If you rely on hashing a lot, a idea for thought is using the power of EnScript to *quickly* hash a small portion of each file (say 20 bytes) and then create a sub-set of "possible" matches. Then you can invest the time and effort to hashing the entire file programmatically. This can dramatically reduce the amount of time you spend doing hash comparisons, since the process of generating a hash is the time consuming part. Generating a hash of a small area of the file is way quicker and lets you reduce the pool of possible entries that may match your full-sized hash values and therefore lets you spend a lot less time generating hashes on all the files.

If you do hash analysis a lot, you can also reduce your hash comparison speed if you start collecting hash values and file sizes of each file you want to identify (NIST hash sets have file size). You can then use an EnScript to first look for files that are the same size as the ones in your list, then only hash those, since if the file size if different, the hash will have to be different and therefore there is no need to invest the time or computing power to hash it.

We also spent some time discussing entropy and how to use that programmatically to identify files with different hash values, but with similar content, as well as using it to help find malware.
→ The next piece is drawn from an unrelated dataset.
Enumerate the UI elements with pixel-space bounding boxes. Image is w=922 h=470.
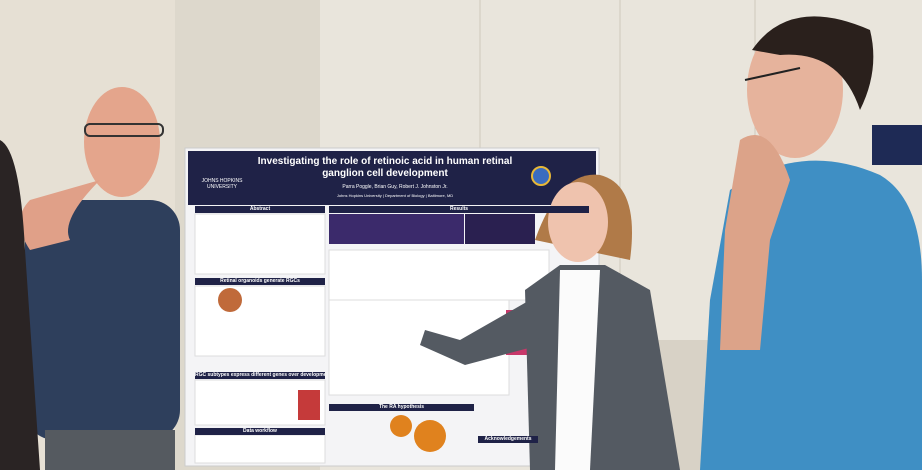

Great stuff!

Here are a few cheesy shots from class in Melbourne.





Anyway, I am now back in Bangkok and I am planning on doing another EnScript course at the beginning of the year, hopefully in the Netherlands. If anyone else is interested in hosting a class, please let me know and we will see if we can pull off a course in your area. Meanwhile, back to work and hopefully some new upcoming blog posts & practicals!

If you are in and around Australia and need forensic training, I highly recommend invest-e-gate. State of the art training facilities and like I mentioned, they are doing some cutting-edge stuff in all areas of security & forensics.






Invest-e-gate Pty Ltd
+61 3 9016 4451
www.invest-e-gate.com

Friday, July 23, 2010

EnScript Programming Course in Sydney

It has been several weeks since my last post and I have been fairly busy, but I thought I would post a quick update.

I just finished an EnScript Programming course in Sydney, Australia. I have to say, the students who attended the course were very sharp. All of them immediately began to come up with ideas and ways to use EnScripts in their workloads.

A couple of ideas that came from the students were using an EnScript to parse through all the archive files and extract all the user-defined file-types, such as JPGs, GIFs & PNGs from inside the archives and then create a new LEF with just those files. THe thought process was sometimes the image you are examining has a lot of archive files and mounting them all at once is a memory/resource issue. By putting them all in a LEF, EnCase does not need to virtually reconstruct the archive in memory, so its less of a resource problem.

Another idea was using an EnScript to access the Document view in EnCase and extract embedded graphics in office docs and other document types and then be able to export or collect those images separately to be able to quickly see the images that are embedded within files, without having to read the docs.

Brian Jones has come up with several EnScripts that have been posted to the Guidance support portal, you should check them out.

It was a great class and great students, very inspiring to see people coming up with new ideas to leverage the power of EnScripts. I am now off to Melbourne to teach another EnScript class there.